Income generated through rentals by corporations and governed by rules related to specified investment businesses.
Active and Passive Income
Operating a business through a corporation can offer long-term deferral advantages. Those who opt for this approach can benefit from the Small Business Deduction, which allows for a reduced corporate tax rate on "active business income" until it is distributed to shareholders.
However, there are potential problems that can diminish the advantages of running a business through a corporation. Mainly, because of the important distinction between "active" and "passive" business income in the Tax Act.
"Passive" business income includes earnings derived from property, such as dividends, interest, and certain rents.
On the other hand, "active" income pertains to business activities that require more hands-on involvement, such as retail sales or professional services.
Income generated through rentals by corporations
Due to the passive nature of rental income generated by corporations, regrettably, the Small Business Deduction cannot be utilized for rental receipts in such scenarios. Consequently, the implementation of the Specified Investment Business rules results in a higher tax liability for the specific revenue stream each year.
The concept of a "Specified Investment Business" is defined in subsection 125(7) of the Tax Act. When a corporation primarily ((about 50% or more) earns income from passive sources like rents, it is classified as a Specified Investment Business (SIB), which prevents it from claiming the small business deduction on any of its income, whether active or passive.
Specified investment businesses generate what is known as aggregate investment income, which is subject to a significantly higher tax rate compared to other corporations.
It is worth emphasizing that exceptions exist for the Specified Investment Business rule, and with the implementation of appropriate tax planning, taxpayers can leverage their Small Business Deduction for rental operations.

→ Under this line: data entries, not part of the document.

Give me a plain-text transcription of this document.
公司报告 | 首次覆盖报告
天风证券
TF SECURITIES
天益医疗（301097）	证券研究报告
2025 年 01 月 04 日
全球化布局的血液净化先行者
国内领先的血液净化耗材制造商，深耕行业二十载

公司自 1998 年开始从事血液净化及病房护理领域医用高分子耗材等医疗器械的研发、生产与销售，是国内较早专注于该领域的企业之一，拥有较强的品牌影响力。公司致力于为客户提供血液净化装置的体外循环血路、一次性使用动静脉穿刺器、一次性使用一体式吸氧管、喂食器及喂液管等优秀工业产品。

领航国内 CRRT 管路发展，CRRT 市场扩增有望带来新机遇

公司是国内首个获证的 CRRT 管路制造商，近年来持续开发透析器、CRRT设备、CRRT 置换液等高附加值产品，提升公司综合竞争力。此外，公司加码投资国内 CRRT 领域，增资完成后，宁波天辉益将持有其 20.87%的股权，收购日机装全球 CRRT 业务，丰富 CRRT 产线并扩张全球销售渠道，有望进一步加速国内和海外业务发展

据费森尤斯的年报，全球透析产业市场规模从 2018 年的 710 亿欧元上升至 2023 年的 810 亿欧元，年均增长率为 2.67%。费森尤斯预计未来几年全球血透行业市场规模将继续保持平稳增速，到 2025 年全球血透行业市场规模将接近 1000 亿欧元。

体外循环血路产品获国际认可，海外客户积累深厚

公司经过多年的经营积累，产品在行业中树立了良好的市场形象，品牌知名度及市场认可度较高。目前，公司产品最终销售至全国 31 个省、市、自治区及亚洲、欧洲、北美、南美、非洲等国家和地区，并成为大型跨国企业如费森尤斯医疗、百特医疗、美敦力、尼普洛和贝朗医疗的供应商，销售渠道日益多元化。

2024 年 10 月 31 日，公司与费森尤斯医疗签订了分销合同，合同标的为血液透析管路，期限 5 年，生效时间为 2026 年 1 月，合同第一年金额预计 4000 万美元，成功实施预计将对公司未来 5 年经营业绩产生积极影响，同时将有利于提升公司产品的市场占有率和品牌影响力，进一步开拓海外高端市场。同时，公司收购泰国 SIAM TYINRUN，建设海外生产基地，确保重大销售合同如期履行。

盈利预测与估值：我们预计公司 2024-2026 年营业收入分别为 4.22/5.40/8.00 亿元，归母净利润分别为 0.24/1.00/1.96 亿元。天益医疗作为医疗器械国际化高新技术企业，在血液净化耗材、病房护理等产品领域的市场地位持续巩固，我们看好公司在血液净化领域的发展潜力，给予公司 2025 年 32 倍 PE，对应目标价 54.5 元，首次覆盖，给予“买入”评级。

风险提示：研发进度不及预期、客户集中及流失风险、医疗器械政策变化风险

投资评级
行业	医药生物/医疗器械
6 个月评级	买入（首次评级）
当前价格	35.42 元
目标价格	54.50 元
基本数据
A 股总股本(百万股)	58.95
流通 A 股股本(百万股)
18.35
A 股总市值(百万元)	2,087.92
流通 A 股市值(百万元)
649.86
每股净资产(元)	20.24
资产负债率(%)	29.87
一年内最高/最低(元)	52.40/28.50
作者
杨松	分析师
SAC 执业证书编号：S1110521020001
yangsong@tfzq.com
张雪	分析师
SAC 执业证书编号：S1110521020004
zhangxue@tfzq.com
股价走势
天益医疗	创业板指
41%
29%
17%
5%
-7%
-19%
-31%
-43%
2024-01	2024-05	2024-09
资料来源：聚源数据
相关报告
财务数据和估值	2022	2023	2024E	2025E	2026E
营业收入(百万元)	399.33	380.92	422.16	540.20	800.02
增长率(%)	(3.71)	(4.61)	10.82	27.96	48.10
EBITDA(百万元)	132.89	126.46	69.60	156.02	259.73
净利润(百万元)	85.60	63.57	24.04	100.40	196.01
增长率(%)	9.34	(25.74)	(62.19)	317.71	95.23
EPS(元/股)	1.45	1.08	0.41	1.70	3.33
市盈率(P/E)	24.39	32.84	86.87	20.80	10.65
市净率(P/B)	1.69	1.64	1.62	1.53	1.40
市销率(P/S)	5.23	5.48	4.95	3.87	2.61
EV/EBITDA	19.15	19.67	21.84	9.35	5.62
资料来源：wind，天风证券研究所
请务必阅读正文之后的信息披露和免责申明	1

Please note the following list of exceptions that enable corporations to claim the Small Business Deduction:
Active business income earned through hiring more than five full-time employees to run the rental operation
Connected corporations: Specific regulations govern connected corporations, enabling them to combine their Small Business Deduction limits and potentially apply the deduction to their aggregated income. In cases where an associated corporation provides services to support the rental business of another corporation, implementing a suitable business structure can facilitate both entities in claiming the Small Business Deduction.*
Temporary Income Surge: In situations where a corporation primarily earns active business income but experiences a significant, albeit temporary, increase in rental or passive income, such as during a restructuring phase, it is unlikely to meet the specified investment business threshold. Consequently, subsection 125(7) does not come into effect, enabling the application of the Small Business Deduction to the active income earned during that period.
Qualified small business corporation shares: If a corporation meets the criteria for being a qualified small business corporation, it may be able to claim the Small Business Deduction on income earned from the sale of shares.
Rent paid to associated corporations: associated corporations engaging in the payment of rent to each other for the purpose of earning active business income can also share the Small Business Deduction, given that the nature of the rental payments is classified as active business. For instance, if one corporation generates active business income and pays rent to an associated corporation for office space, the associated corporation will be eligible to claim the Small Business Deduction on that rental income. This provision allows taxpayers to structure their operations for business law reasons without incurring adverse tax consequences.
In 2018, amendments were introduced to the Small Business Deduction (SBD) in order to restrict the eligibility of passive holding companies to benefit from it. If a corporation, or an associated corporation, earns passive investment income exceeding $150,000, the business limit, which determines the income eligible for the small business deduction, will be reduced to zero. This reduction in the business limit will be proportional on a linear basis for corporations earning $50,000 or more of passive investment income until the passive income reaches $150,000, at which point the business limit is completely eliminated.
SUMMARY AND CONCLUSION
Navigating the complexities of rental income, corporations, and the Specified Investment Business rules requires careful consideration and expert advice.
Small business owners must be aware of the tax implications associated with the categorization of income and the limitations of the Small Business Deduction.
Understanding the exceptions and utilizing appropriate business structures can help small business owners maximize tax efficiency while complying with tax regulations and preserving liability protections.
“Please note that the information provided in this article is of a general nature and may not be accurate for your specific situation. The information is current as of the date of posting and is not intended to provide legal advice. It's always recommended that you consult with a professional accountant and lawyer for personalized guidance and advice."